Velasquez est peu connu en Europe : on le range parmi les maîtres sans contestation comme sans enthousiasme, parce que sa place est faite et parce que les artistes qui ont visité Madrid se portent garans de sa gloire ; mais cette gloire, le public ne peut ni la discuter ni la confirmer, car les pièces du procès ne sont pas sous ses yeux. Rome, Gênes, Paris, Dresde et surtout l’Angleterre possèdent quelques tableaux de Velasquez, mais des tableaux isolés, d’une importance secondaire, qui ne donnent point sa mesure et ne frappent que les vrais connaisseurs. On peut dire que Velasquez est tout entier au musée de Madrid, puisque ce musée compte plus de soixante toiles du peintre de Philippe IV. L’Espagne a eu la fortune de retenir ses chefs-d’œuvre dans tous les genres où il s’est essayé, peinture religieuse, peinture d’histoire, mythologie, paysages, scènes d’intérieur, portraits en pied, portraits équestres. Pour expliquer cette fortune, il suffit de jeter un regard sur la vie de l’artiste.

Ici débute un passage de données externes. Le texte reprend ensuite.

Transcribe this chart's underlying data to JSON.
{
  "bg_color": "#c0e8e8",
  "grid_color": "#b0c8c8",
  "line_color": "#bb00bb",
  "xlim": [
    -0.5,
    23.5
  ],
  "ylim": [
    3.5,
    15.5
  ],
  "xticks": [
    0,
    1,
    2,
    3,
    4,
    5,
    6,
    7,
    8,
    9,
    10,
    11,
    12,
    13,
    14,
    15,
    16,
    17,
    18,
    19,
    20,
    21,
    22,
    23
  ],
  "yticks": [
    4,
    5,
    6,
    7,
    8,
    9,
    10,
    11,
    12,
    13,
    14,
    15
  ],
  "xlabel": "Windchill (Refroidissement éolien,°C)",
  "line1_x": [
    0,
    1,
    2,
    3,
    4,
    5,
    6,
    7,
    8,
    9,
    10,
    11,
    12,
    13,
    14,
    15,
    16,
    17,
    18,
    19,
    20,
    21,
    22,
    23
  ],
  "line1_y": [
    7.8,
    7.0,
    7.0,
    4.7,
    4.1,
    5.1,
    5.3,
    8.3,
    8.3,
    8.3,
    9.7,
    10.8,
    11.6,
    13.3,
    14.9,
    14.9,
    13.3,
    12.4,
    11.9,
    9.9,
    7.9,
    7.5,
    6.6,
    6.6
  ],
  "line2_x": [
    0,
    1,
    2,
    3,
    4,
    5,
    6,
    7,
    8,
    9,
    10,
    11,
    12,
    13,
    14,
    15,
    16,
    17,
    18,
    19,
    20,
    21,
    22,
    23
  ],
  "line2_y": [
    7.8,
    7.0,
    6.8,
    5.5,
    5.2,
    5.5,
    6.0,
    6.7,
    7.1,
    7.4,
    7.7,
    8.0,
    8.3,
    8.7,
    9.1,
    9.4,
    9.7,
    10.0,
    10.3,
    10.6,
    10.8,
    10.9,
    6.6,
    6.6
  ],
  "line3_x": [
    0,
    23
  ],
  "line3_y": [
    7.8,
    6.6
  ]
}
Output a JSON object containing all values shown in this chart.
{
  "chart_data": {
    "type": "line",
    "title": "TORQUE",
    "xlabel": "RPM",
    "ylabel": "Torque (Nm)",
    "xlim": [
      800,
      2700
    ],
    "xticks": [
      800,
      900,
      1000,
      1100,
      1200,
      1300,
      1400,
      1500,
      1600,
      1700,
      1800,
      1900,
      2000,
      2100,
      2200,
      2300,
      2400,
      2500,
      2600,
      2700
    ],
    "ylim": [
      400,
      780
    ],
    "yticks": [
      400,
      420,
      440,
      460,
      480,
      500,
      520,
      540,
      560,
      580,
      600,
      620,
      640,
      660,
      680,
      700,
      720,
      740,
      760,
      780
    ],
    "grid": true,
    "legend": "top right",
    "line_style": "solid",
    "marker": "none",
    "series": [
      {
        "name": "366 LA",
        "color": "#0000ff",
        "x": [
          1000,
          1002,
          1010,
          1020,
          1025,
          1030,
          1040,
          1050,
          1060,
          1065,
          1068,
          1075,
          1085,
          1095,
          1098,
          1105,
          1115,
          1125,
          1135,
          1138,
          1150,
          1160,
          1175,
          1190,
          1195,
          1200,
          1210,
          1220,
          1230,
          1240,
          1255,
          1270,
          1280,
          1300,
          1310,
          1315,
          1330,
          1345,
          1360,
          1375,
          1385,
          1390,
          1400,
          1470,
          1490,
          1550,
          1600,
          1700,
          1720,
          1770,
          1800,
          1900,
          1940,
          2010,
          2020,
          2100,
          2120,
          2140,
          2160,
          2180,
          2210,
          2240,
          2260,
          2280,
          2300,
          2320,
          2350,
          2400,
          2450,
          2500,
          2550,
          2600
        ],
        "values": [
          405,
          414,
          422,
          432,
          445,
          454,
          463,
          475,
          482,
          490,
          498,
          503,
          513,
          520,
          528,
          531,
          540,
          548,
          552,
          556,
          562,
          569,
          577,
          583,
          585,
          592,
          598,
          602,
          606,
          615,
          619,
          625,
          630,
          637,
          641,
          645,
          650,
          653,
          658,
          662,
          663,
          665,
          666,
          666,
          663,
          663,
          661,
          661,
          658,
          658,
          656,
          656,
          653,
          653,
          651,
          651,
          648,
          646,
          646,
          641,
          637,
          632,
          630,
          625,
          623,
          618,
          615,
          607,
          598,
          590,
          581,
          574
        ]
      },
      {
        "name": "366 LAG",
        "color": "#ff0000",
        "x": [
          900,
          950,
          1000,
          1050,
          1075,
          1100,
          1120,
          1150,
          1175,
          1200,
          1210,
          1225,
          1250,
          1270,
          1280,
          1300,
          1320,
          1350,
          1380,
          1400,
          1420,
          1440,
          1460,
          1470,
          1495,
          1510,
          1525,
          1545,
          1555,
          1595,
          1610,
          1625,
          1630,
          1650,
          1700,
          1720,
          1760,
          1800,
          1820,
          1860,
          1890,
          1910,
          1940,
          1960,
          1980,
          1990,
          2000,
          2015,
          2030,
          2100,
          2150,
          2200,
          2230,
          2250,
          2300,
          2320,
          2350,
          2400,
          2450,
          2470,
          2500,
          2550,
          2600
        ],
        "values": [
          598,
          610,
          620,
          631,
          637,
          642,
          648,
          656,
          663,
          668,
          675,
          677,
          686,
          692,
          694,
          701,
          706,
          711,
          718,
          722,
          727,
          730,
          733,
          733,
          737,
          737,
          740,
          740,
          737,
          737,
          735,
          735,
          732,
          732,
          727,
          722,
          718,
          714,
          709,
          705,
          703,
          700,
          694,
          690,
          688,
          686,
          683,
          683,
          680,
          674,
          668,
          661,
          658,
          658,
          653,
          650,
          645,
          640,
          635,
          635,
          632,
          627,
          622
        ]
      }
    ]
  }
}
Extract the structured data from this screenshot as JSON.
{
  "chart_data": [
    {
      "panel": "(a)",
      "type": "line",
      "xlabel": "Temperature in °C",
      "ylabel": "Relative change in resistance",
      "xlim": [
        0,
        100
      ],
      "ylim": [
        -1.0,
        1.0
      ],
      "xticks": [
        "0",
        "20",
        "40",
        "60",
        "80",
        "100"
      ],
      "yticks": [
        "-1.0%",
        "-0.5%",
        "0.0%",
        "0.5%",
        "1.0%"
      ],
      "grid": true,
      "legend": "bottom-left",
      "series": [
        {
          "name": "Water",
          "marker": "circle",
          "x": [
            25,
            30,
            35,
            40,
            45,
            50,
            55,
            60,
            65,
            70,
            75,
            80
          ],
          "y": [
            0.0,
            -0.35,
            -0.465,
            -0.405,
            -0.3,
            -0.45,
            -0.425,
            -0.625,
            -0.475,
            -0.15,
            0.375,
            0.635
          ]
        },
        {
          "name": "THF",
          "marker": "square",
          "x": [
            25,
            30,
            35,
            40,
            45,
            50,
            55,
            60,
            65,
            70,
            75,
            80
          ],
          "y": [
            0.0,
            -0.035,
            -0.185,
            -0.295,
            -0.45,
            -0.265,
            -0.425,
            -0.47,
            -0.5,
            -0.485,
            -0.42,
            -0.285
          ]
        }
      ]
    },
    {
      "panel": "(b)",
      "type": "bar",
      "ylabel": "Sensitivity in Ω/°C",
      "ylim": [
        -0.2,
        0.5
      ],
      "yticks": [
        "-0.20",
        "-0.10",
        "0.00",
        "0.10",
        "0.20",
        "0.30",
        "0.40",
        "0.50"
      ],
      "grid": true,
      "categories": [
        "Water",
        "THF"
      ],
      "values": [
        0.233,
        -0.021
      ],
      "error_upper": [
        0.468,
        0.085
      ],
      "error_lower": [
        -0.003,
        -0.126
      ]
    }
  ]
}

Velasquez naquit à Séville en 1599. Son père s’appelait Juan-Rodriguez de Silva, sa mère Geronima Velasquez. Il réunit les deux noms, d’après l’usage espagnol, plus fréquent encore en Andalousie. La postérité, qui tend toujours à simplifier, n’a retenu que le nom de sa mère. Ses parens, frappés de la passion qui le portait vers le dessin, lui firent cesser ses études classiques et l’envoyèrent dans l’atelier d’Herrera le Vieux, qu’on aurait surnommé plutôt Herrera le Diable, si la peur de l’inquisition l’avait permis. Cet Herrera était un brutal avec qui personne ne pouvait vivre. Non-seulement ses élèves, mais ses enfans eux-mêmes prenaient la fuite, et il finit par rester seul. Sa peinture se ressentait de son caractère, elle était d’un furieux. Il se servait de brosses et de joncs pour couvrir ses toiles avec plus de rapidité, je veux dire avec plus de rage. Aussi ses saints et ses docteurs, qu’il aimait à représenter la plume à la main, ressemblent-ils à des possédés qu’on exorcise ou à des bandits que l’on va pendre. Les Espagnols, il est vrai, comparent modestement Herrera à Michel-Ange, comparaison qui réjouit singulièrement ceux qui voient ensuite les peintures d’Herrera à Séville. Velasquez se hâta de quitter un tel maître, et il fit bien. Tout ce qu’il put apprendre de lui, ce fut la négligence et l’audace, le mépris de la beauté et le goût d’un coloris énergique, enfin une liberté de composition qui ne dépasse pas les mérites de l’ébauche. »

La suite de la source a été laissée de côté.